Unemployment Heads the Wrong Way in December

January 4, 2013 by Jon C. Ogg

The U.S. Labor Department is out with the December 2012 unemployment rate and with the payrolls report. Unemployment rose to 7.8% in December, and November was revised to 7.8% from 7.7%. Dow Jones was calling for December to come in at 7.7%, and Bloomberg was calling for 7.8%.

The big number here to focus on was the change in nonfarm payrolls. This rose by 155,000 in December, down slightly from the 160,000 expected by Dow Jones and right in line with the 155,000 expected by Bloomberg. The private sector added some 168,000 payrolls in December.

November’s nonfarm payrolls was revised slightly higher to 161,000 from 146,000 reported initially.

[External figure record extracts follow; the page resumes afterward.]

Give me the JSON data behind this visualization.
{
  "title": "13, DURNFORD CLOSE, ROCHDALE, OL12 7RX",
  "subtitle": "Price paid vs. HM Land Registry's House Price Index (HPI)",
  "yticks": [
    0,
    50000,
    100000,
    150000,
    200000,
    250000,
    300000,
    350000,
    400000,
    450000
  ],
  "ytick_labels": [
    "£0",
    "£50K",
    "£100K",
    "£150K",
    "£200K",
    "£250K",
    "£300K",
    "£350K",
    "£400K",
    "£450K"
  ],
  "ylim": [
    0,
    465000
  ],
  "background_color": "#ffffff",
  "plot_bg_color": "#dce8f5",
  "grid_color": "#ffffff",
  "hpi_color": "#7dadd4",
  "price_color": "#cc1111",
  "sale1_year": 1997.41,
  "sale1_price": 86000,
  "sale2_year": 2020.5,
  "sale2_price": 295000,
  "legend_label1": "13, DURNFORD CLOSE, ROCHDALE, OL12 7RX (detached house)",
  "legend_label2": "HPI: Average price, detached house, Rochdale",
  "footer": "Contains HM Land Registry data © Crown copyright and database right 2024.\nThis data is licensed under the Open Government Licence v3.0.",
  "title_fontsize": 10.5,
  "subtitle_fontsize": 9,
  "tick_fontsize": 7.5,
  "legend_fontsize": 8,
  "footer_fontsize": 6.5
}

Average earnings rose by $0.07 to $23.73 per hour, and workers worked 0.1 hours longer with the average work week up at 34.5 hours.

Note that today’s data comes had a cut-off date that was well before the outcome of the fiscal cliff was known.

The jump of 30,000 in construction jobs might have been continued gains from the hurricane in Northeast earlier in the quarter. Manufacturing jobs only added 25,000, and health care jobs added another 45,000. Of the 13,000 jobs lost in government, only 3,000 came from the federal government.